Fighting for victims is in my genes. I am a rebel who from an early age has been indignant in the face of abuse, and I cannot bear injustice. I have always felt this way and always will, as long as those who suffer injustice are ignored by their leaders and as long as justice is selective. Many have tried to prevent me from doing my work; many have tried to intimidate me, to psychologically and physically threaten me. But I have come to understand, as Alexis Voinov said in Albert Camus’ The Just Assassins, that “it isnot enough to speak out against injustice. You have to dedicate your life to fighting it.” Until now, no one has managed to discourage me or get the better of me. I will continue my fight.
Ladies and Gentlemen,
I will seize this occasion to tell you about one aspect of our struggle for human rights: the fight against impunity.
In the past twenty years, the international community has undeniably made major strides in the fight against impunity for the worst criminals. But in Africa, much remains to be done. On this continent, impunity is a cancer that, with its corollary disease corruption, has infected our body politic and prevents us from realizing our true potential. We, the members of civil society, are fighting against this cancer, from Tunis to Harare, from Dakar to Khartoum, and in other places like Abidjan, Tripoli, and N’Djamena.
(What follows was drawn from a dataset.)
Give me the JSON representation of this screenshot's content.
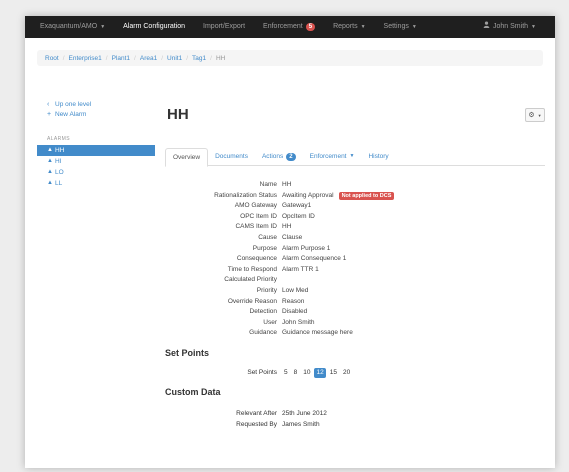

And yet, this justice that I am speaking about is not a science in the making. It isn’t a utopia. It is the most fundamental form of justice: criminal justice that allows victims to wash away the worst horrors, that gives back dignity to men who were tortured, and that gives back courage to women who have lost hope.
You only need to look at our struggle to bring to justice the former dictator of my country, Hissène Habré, to understand that today, in the twenty-first century, more than sixty years after the Nuremberg trials, it is sometimes easier to resort to oppression than to abide by the law, easier to commit violence than to deliver justice!
Habré ruled Chad from 1982 to 1990 until his overthrow and exile in Senegal. During his reign, atrocities were committed on a large scale, waves of ethnic cleansing crashed down on individual groups, and torture was institutionalized. In 1992, a national Commission of Inquiry estimated that his regime was responsible for the death of more than 40,000 people and the disappearance of thousands of individuals, leaving in its wake innumerable widows and orphans.
The victims of the Habré regime, whom I represent, have fought tirelessly for justice for twenty-one years. But to date their struggle remains unfinished. Before leaving power, Hissène Habré emptied out Chad’s national coffers and has skillfully used these funds in Senegal to weave himself a powerful network of protection. And so, instead of allowing the victims’ case to be heard, Senegal and the African Union have subjected them to what Archbishop Desmond Tutu and 117 organizations from twenty-five African countries rightly denounced as an “interminable political and legal soap opera.” I would say even more: a true stations of the cross for the victims.
In January 2000, we filed a complaint against Hissène Habré in Senegal where he now lives. One month later, the decision by a Senegalese judge to indict Habré gave us real hope.
However, following political inference, denounced by the United Nations, the Senegalese courts declared that they lacked jurisdiction.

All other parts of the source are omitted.